-MapFileoutput Format: keys out of order when emitting in reduce (Hadoop 0.20)
Saptarshi Guha 2009-12-23, 20:46
I re-wrote MapFileOutputFormat for use with Hadoop 0.20.1 and have a question.
Suppose my Map sends key-value pairs to the reducers.
In my reducer, for a given key value, i emit key1,value1, key2,value2, ... ,
e.g the key (sent to reduce) is e780f987932c84d41e4f14d7607fcb69c6889
(stored as bytes writable
variation) and value is several lines
In the reduce, i emit
key=(e780f987932c84d41e4f14d7607fcb69c6889, 1), value= subset of values
key=(e780f987932c84d41e4f14d7607fcb69c6889, 2), value= subset of values and so
(The key, values stored in a binary form, the comparator is a binary
So the reduce will be emitting keys in a not necessarily sorted order and
MapOutputFormat throws the following exception:
Reduce:java.io.IOException: key out of order:
after "e72e96c506c4e5cefbc2889e124228f67d121" "10"

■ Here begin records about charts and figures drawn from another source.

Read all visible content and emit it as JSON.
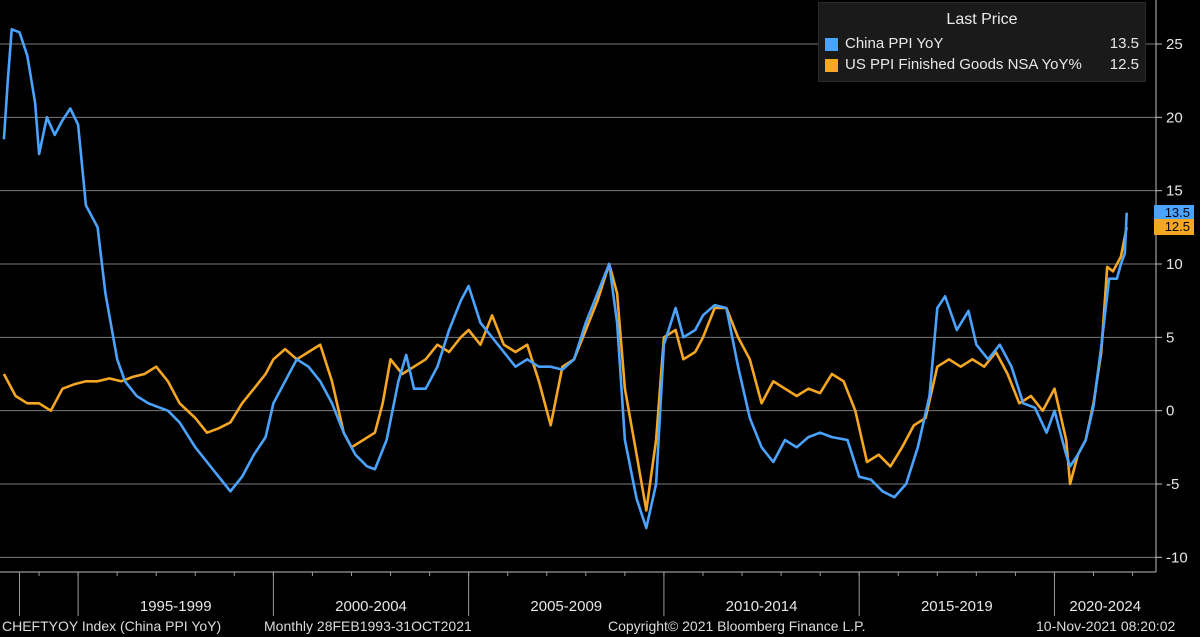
{
  "legend": {
    "header": "Last Price",
    "items": [
      {
        "label": "China PPI YoY",
        "value": "13.5",
        "color": "#4aa3ff"
      },
      {
        "label": "US PPI Finished Goods NSA YoY%",
        "value": "12.5",
        "color": "#f5a623"
      }
    ]
  },
  "price_tags": {
    "china": "13.5",
    "us": "12.5"
  },
  "footer": {
    "ticker": "CHEFTYOY Index (China PPI YoY)",
    "frequency": "Monthly 28FEB1993-31OCT2021",
    "copyright": "Copyright© 2021 Bloomberg Finance L.P.",
    "timestamp": "10-Nov-2021 08:20:02"
  },
  "chart_data": {
    "type": "line",
    "x_range": [
      1993.0,
      2022.6
    ],
    "ylim": [
      -11,
      28
    ],
    "y_ticks": [
      -10,
      -5,
      0,
      5,
      10,
      15,
      20,
      25
    ],
    "x_tick_labels": [
      "1995-1999",
      "2000-2004",
      "2005-2009",
      "2010-2014",
      "2015-2019",
      "2020-2024"
    ],
    "x_period_bounds": [
      1993.5,
      1995.0,
      2000.0,
      2005.0,
      2010.0,
      2015.0,
      2020.0
    ],
    "grid": "horizontal",
    "legend_position": "top-right",
    "series": [
      {
        "name": "China PPI YoY",
        "color": "#4aa3ff",
        "points": [
          [
            1993.1,
            18.5
          ],
          [
            1993.2,
            22.5
          ],
          [
            1993.3,
            26.0
          ],
          [
            1993.5,
            25.8
          ],
          [
            1993.7,
            24.2
          ],
          [
            1993.9,
            21.0
          ],
          [
            1994.0,
            17.5
          ],
          [
            1994.2,
            20.0
          ],
          [
            1994.4,
            18.8
          ],
          [
            1994.6,
            19.8
          ],
          [
            1994.8,
            20.6
          ],
          [
            1995.0,
            19.5
          ],
          [
            1995.2,
            14.0
          ],
          [
            1995.5,
            12.5
          ],
          [
            1995.7,
            8.0
          ],
          [
            1996.0,
            3.5
          ],
          [
            1996.2,
            2.0
          ],
          [
            1996.5,
            1.0
          ],
          [
            1996.8,
            0.5
          ],
          [
            1997.0,
            0.3
          ],
          [
            1997.3,
            0.0
          ],
          [
            1997.6,
            -0.8
          ],
          [
            1998.0,
            -2.5
          ],
          [
            1998.3,
            -3.5
          ],
          [
            1998.6,
            -4.5
          ],
          [
            1998.9,
            -5.5
          ],
          [
            1999.2,
            -4.5
          ],
          [
            1999.5,
            -3.0
          ],
          [
            1999.8,
            -1.8
          ],
          [
            2000.0,
            0.5
          ],
          [
            2000.3,
            2.0
          ],
          [
            2000.6,
            3.5
          ],
          [
            2000.9,
            3.0
          ],
          [
            2001.2,
            2.0
          ],
          [
            2001.5,
            0.5
          ],
          [
            2001.8,
            -1.5
          ],
          [
            2002.1,
            -3.0
          ],
          [
            2002.4,
            -3.8
          ],
          [
            2002.6,
            -4.0
          ],
          [
            2002.9,
            -2.0
          ],
          [
            2003.2,
            2.0
          ],
          [
            2003.4,
            3.8
          ],
          [
            2003.6,
            1.5
          ],
          [
            2003.9,
            1.5
          ],
          [
            2004.2,
            3.0
          ],
          [
            2004.5,
            5.5
          ],
          [
            2004.8,
            7.5
          ],
          [
            2005.0,
            8.5
          ],
          [
            2005.3,
            6.0
          ],
          [
            2005.6,
            5.0
          ],
          [
            2005.9,
            4.0
          ],
          [
            2006.2,
            3.0
          ],
          [
            2006.5,
            3.5
          ],
          [
            2006.8,
            3.0
          ],
          [
            2007.1,
            3.0
          ],
          [
            2007.4,
            2.8
          ],
          [
            2007.7,
            3.5
          ],
          [
            2008.0,
            6.0
          ],
          [
            2008.3,
            8.0
          ],
          [
            2008.6,
            10.0
          ],
          [
            2008.8,
            6.0
          ],
          [
            2009.0,
            -2.0
          ],
          [
            2009.3,
            -6.0
          ],
          [
            2009.55,
            -8.0
          ],
          [
            2009.8,
            -5.0
          ],
          [
            2010.0,
            4.5
          ],
          [
            2010.3,
            7.0
          ],
          [
            2010.5,
            5.0
          ],
          [
            2010.8,
            5.5
          ],
          [
            2011.0,
            6.5
          ],
          [
            2011.3,
            7.2
          ],
          [
            2011.6,
            7.0
          ],
          [
            2011.9,
            3.0
          ],
          [
            2012.2,
            -0.5
          ],
          [
            2012.5,
            -2.5
          ],
          [
            2012.8,
            -3.5
          ],
          [
            2013.1,
            -2.0
          ],
          [
            2013.4,
            -2.5
          ],
          [
            2013.7,
            -1.8
          ],
          [
            2014.0,
            -1.5
          ],
          [
            2014.3,
            -1.8
          ],
          [
            2014.7,
            -2.0
          ],
          [
            2015.0,
            -4.5
          ],
          [
            2015.3,
            -4.7
          ],
          [
            2015.6,
            -5.5
          ],
          [
            2015.9,
            -5.9
          ],
          [
            2016.2,
            -5.0
          ],
          [
            2016.5,
            -2.5
          ],
          [
            2016.8,
            1.0
          ],
          [
            2017.0,
            7.0
          ],
          [
            2017.2,
            7.8
          ],
          [
            2017.5,
            5.5
          ],
          [
            2017.8,
            6.8
          ],
          [
            2018.0,
            4.5
          ],
          [
            2018.3,
            3.5
          ],
          [
            2018.6,
            4.5
          ],
          [
            2018.9,
            3.0
          ],
          [
            2019.2,
            0.5
          ],
          [
            2019.5,
            0.2
          ],
          [
            2019.8,
            -1.5
          ],
          [
            2020.0,
            0.0
          ],
          [
            2020.3,
            -3.0
          ],
          [
            2020.4,
            -3.8
          ],
          [
            2020.6,
            -3.0
          ],
          [
            2020.8,
            -2.0
          ],
          [
            2021.0,
            0.3
          ],
          [
            2021.2,
            4.4
          ],
          [
            2021.4,
            9.0
          ],
          [
            2021.6,
            9.0
          ],
          [
            2021.7,
            10.0
          ],
          [
            2021.8,
            10.7
          ],
          [
            2021.85,
            13.5
          ]
        ]
      },
      {
        "name": "US PPI Finished Goods NSA YoY%",
        "color": "#f5a623",
        "points": [
          [
            1993.1,
            2.5
          ],
          [
            1993.4,
            1.0
          ],
          [
            1993.7,
            0.5
          ],
          [
            1994.0,
            0.5
          ],
          [
            1994.3,
            0.0
          ],
          [
            1994.6,
            1.5
          ],
          [
            1994.9,
            1.8
          ],
          [
            1995.2,
            2.0
          ],
          [
            1995.5,
            2.0
          ],
          [
            1995.8,
            2.2
          ],
          [
            1996.1,
            2.0
          ],
          [
            1996.4,
            2.3
          ],
          [
            1996.7,
            2.5
          ],
          [
            1997.0,
            3.0
          ],
          [
            1997.3,
            2.0
          ],
          [
            1997.6,
            0.5
          ],
          [
            1998.0,
            -0.5
          ],
          [
            1998.3,
            -1.5
          ],
          [
            1998.6,
            -1.2
          ],
          [
            1998.9,
            -0.8
          ],
          [
            1999.2,
            0.5
          ],
          [
            1999.5,
            1.5
          ],
          [
            1999.8,
            2.5
          ],
          [
            2000.0,
            3.5
          ],
          [
            2000.3,
            4.2
          ],
          [
            2000.6,
            3.5
          ],
          [
            2000.9,
            4.0
          ],
          [
            2001.2,
            4.5
          ],
          [
            2001.5,
            2.0
          ],
          [
            2001.8,
            -1.5
          ],
          [
            2002.0,
            -2.5
          ],
          [
            2002.3,
            -2.0
          ],
          [
            2002.6,
            -1.5
          ],
          [
            2002.8,
            0.5
          ],
          [
            2003.0,
            3.5
          ],
          [
            2003.3,
            2.5
          ],
          [
            2003.6,
            3.0
          ],
          [
            2003.9,
            3.5
          ],
          [
            2004.2,
            4.5
          ],
          [
            2004.5,
            4.0
          ],
          [
            2004.8,
            5.0
          ],
          [
            2005.0,
            5.5
          ],
          [
            2005.3,
            4.5
          ],
          [
            2005.6,
            6.5
          ],
          [
            2005.9,
            4.5
          ],
          [
            2006.2,
            4.0
          ],
          [
            2006.5,
            4.5
          ],
          [
            2006.8,
            2.0
          ],
          [
            2007.1,
            -1.0
          ],
          [
            2007.4,
            3.0
          ],
          [
            2007.7,
            3.5
          ],
          [
            2008.0,
            5.5
          ],
          [
            2008.3,
            7.5
          ],
          [
            2008.6,
            10.0
          ],
          [
            2008.8,
            8.0
          ],
          [
            2009.0,
            1.5
          ],
          [
            2009.3,
            -3.0
          ],
          [
            2009.55,
            -6.8
          ],
          [
            2009.8,
            -2.0
          ],
          [
            2010.0,
            5.0
          ],
          [
            2010.3,
            5.5
          ],
          [
            2010.5,
            3.5
          ],
          [
            2010.8,
            4.0
          ],
          [
            2011.0,
            5.0
          ],
          [
            2011.3,
            7.0
          ],
          [
            2011.6,
            7.0
          ],
          [
            2011.9,
            5.0
          ],
          [
            2012.2,
            3.5
          ],
          [
            2012.5,
            0.5
          ],
          [
            2012.8,
            2.0
          ],
          [
            2013.1,
            1.5
          ],
          [
            2013.4,
            1.0
          ],
          [
            2013.7,
            1.5
          ],
          [
            2014.0,
            1.2
          ],
          [
            2014.3,
            2.5
          ],
          [
            2014.6,
            2.0
          ],
          [
            2014.9,
            0.0
          ],
          [
            2015.2,
            -3.5
          ],
          [
            2015.5,
            -3.0
          ],
          [
            2015.8,
            -3.8
          ],
          [
            2016.1,
            -2.5
          ],
          [
            2016.4,
            -1.0
          ],
          [
            2016.7,
            -0.5
          ],
          [
            2017.0,
            3.0
          ],
          [
            2017.3,
            3.5
          ],
          [
            2017.6,
            3.0
          ],
          [
            2017.9,
            3.5
          ],
          [
            2018.2,
            3.0
          ],
          [
            2018.5,
            4.0
          ],
          [
            2018.8,
            2.5
          ],
          [
            2019.1,
            0.5
          ],
          [
            2019.4,
            1.0
          ],
          [
            2019.7,
            0.0
          ],
          [
            2020.0,
            1.5
          ],
          [
            2020.3,
            -2.0
          ],
          [
            2020.4,
            -5.0
          ],
          [
            2020.6,
            -3.0
          ],
          [
            2020.8,
            -2.0
          ],
          [
            2021.0,
            0.5
          ],
          [
            2021.2,
            4.0
          ],
          [
            2021.35,
            9.8
          ],
          [
            2021.5,
            9.5
          ],
          [
            2021.7,
            10.5
          ],
          [
            2021.85,
            12.5
          ]
        ]
      }
    ]
  }
}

(out of order using binary comparator)
I know the reduce receives keys in sorted order, but the keys it emits may not
be, so I'm not totally surprised.
Q1: Is this expected with MapFileOutputFormat?
Q2: Is the work around to emit as SequenceFileOutputFormat, then run an identity
map (with a reduce) and output as MapFileOutputFormat? If so, doesn't this force
the user to use double the space(at least)?